Puede que el que más fuese, sin duda, la escasa preparación democrática de los españoles, que nos llevó a confundir autonomía con soberanía, cuando la democracia es, ante todo y sobre todo, responsabilidad individual y colectiva, lo que nos ha llevado a despertar los nacionalismos regionalistas, que nos costaron tres guerras civiles en el siglo XIX y una, que valió por las tres, en el XX. Únanse ambas tendencias y y tendremos un efecto tan explosivo como el de la Primera República, durante la cual Cartagena llegó a convertir su cuerpo consular en diplomático para acreditar su independencia, y durante la cual Gandía declararía la guerra a Jaén, y estalló entero el litoral mediterráneo, declarándose repúblicas independientes Cataluña, Málaga, Cádiz, Granada, Valencia y Huelva. Uno de los presidentes de la República, no recuerdo cuál, llegó a decir aquello de «yo no mando ni en casa». ¿Vamos camino de ello? No creo.
No creo porque ni España, ni Europa ni el mundo son los de entonces. Pero hay síntomas ciertamente preocupantes. El primero de ellos es un presidente del Gobierno que no sólo manda en su casa, sino también en su partido y que ha mostrado interés en hacerse cargo de las instituciones, empezando por las judiciales, lo que destruiría el equilibrio de poderes. Más peligroso es que no tiene el menor escrúpulo en cambiar de parecer si favorece sus intereses personales.

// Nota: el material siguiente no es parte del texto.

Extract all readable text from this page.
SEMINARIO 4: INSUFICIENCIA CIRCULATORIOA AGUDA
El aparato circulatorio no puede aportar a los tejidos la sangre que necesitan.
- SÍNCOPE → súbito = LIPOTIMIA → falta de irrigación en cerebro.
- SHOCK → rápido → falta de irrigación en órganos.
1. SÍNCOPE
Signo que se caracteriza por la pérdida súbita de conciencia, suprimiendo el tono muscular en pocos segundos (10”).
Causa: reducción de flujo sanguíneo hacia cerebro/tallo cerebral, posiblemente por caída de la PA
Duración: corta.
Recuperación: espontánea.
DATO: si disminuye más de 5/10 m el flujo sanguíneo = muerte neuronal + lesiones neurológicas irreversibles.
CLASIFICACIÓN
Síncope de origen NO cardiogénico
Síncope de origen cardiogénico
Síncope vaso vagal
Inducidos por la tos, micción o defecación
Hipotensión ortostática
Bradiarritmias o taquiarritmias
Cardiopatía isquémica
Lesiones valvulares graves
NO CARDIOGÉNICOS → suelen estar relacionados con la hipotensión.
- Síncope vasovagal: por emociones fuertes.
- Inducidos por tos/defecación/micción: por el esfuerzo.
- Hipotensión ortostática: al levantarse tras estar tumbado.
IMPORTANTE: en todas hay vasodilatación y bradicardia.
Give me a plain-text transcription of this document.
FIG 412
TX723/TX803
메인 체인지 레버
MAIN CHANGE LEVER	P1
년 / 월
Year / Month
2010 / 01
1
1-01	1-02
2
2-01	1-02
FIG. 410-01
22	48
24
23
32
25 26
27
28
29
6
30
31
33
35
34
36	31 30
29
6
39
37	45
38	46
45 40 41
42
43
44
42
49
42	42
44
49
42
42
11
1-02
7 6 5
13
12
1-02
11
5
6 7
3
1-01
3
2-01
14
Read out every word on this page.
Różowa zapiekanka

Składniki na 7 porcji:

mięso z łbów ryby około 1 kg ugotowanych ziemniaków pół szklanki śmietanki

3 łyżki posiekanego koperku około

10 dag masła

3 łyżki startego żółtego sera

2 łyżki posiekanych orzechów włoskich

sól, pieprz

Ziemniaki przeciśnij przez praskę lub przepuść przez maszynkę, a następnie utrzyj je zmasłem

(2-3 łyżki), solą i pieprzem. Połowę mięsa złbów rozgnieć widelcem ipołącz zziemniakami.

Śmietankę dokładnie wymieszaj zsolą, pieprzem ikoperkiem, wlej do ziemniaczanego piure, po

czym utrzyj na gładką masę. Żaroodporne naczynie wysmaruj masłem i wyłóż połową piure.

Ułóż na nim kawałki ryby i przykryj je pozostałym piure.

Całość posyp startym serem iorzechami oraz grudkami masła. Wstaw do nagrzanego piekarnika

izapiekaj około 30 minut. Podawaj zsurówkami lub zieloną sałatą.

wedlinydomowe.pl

Aunque lo más preocupante es que ha terminado en manos de quienes no se sienten españoles y de quienes quieren dar la vuelta a cuanto ha sido y sigue siendo España. Separatistas y extrema izquierda no son precisamente los mejores compañeros de viaje en un momento en que por todas partes su busca la unión, al ser lo que trae la fuerza. Quiero decir que la Segunda Transición, sin duda necesaria, igual puede llevarnos al futuro como devolvernos al pasado más negro.